El autoalojamiento en 2026 ha dejado de ser un debate de aficionados para convertirse en una cuestión de presupuesto. En junio, la inflación del SaaS alcanzó la tasa mensual más alta registrada, y los equipos pequeños que pasaron la última década alquilando cada parte de su infraestructura están rehaciendo las cuentas.
El cambio no es ideológico. Lo impulsan dos cifras que se mueven en direcciones opuestas: el coste de las suscripciones de software, que sigue subiendo, y el coste de un servidor capaz, que no lo ha hecho.
Qué significa realmente la inflación récord del SaaS
El panorama más claro procede de Vertice, que sigue estas cifras a partir de unos 5.000 millones de dólares de gasto global en software procesado en 2026.
Sus datos sitúan la inflación del SaaS en el 16,4 por ciento en junio de 2026, descrita como la tasa mensual más alta registrada, tras acelerarse con fuerza durante el segundo trimestre.

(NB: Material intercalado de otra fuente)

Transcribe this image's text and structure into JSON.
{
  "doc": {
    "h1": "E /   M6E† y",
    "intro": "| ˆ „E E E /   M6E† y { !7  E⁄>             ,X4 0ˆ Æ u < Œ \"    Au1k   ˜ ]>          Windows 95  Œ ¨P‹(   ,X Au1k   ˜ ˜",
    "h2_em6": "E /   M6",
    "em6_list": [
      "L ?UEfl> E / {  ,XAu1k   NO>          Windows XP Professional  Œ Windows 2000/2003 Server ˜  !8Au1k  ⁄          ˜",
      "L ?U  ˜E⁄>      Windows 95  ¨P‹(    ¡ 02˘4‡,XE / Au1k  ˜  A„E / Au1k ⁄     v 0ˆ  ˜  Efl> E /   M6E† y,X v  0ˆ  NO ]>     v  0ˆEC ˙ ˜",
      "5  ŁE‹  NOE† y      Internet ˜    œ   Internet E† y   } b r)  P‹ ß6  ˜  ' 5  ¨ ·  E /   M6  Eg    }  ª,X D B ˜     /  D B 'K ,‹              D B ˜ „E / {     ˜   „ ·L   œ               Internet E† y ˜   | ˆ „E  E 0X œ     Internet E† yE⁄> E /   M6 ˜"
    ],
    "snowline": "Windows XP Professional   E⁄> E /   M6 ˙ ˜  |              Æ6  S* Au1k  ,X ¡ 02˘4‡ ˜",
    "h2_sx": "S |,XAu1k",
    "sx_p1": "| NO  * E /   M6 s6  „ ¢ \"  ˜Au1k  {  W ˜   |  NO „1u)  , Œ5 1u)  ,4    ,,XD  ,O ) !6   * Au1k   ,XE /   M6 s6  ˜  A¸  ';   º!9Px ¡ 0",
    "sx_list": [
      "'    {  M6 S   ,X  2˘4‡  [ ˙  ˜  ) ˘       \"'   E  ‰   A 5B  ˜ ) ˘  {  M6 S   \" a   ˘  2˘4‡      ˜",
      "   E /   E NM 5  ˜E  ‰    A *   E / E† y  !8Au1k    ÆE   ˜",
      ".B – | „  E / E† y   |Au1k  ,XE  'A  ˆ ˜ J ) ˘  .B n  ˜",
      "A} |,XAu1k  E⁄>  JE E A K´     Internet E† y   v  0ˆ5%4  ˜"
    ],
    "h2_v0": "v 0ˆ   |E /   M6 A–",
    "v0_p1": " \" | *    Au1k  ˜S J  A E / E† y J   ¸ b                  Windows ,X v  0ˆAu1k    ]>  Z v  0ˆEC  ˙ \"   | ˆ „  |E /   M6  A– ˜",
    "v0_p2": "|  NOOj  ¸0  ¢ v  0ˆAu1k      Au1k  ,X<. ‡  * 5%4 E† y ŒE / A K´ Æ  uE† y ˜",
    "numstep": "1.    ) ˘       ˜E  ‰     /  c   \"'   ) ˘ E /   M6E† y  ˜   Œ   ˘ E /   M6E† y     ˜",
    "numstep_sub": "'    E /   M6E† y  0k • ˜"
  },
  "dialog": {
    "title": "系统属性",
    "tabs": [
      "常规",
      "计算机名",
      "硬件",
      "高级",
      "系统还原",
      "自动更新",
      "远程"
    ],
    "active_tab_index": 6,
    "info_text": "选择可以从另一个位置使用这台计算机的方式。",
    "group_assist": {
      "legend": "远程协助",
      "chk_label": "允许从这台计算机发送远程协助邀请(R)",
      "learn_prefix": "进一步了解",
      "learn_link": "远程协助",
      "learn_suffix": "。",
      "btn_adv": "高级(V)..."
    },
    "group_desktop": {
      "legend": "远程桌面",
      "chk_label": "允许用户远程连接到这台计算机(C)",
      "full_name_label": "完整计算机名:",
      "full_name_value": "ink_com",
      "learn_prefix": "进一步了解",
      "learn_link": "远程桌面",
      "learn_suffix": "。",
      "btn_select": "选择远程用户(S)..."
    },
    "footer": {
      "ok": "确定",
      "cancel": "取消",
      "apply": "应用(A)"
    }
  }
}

El gasto por empleado siguió el mismo camino. Vertice registró 9.324 dólares por empleado en el segundo trimestre de 2026, frente a 9.200 dólares en el primero. Se trata de una subida del 1,3 por ciento intertrimestral y, de forma destacada, del primer aumento de este tipo en más de un año, después de tres trimestres consecutivos estables en 9.200 dólares.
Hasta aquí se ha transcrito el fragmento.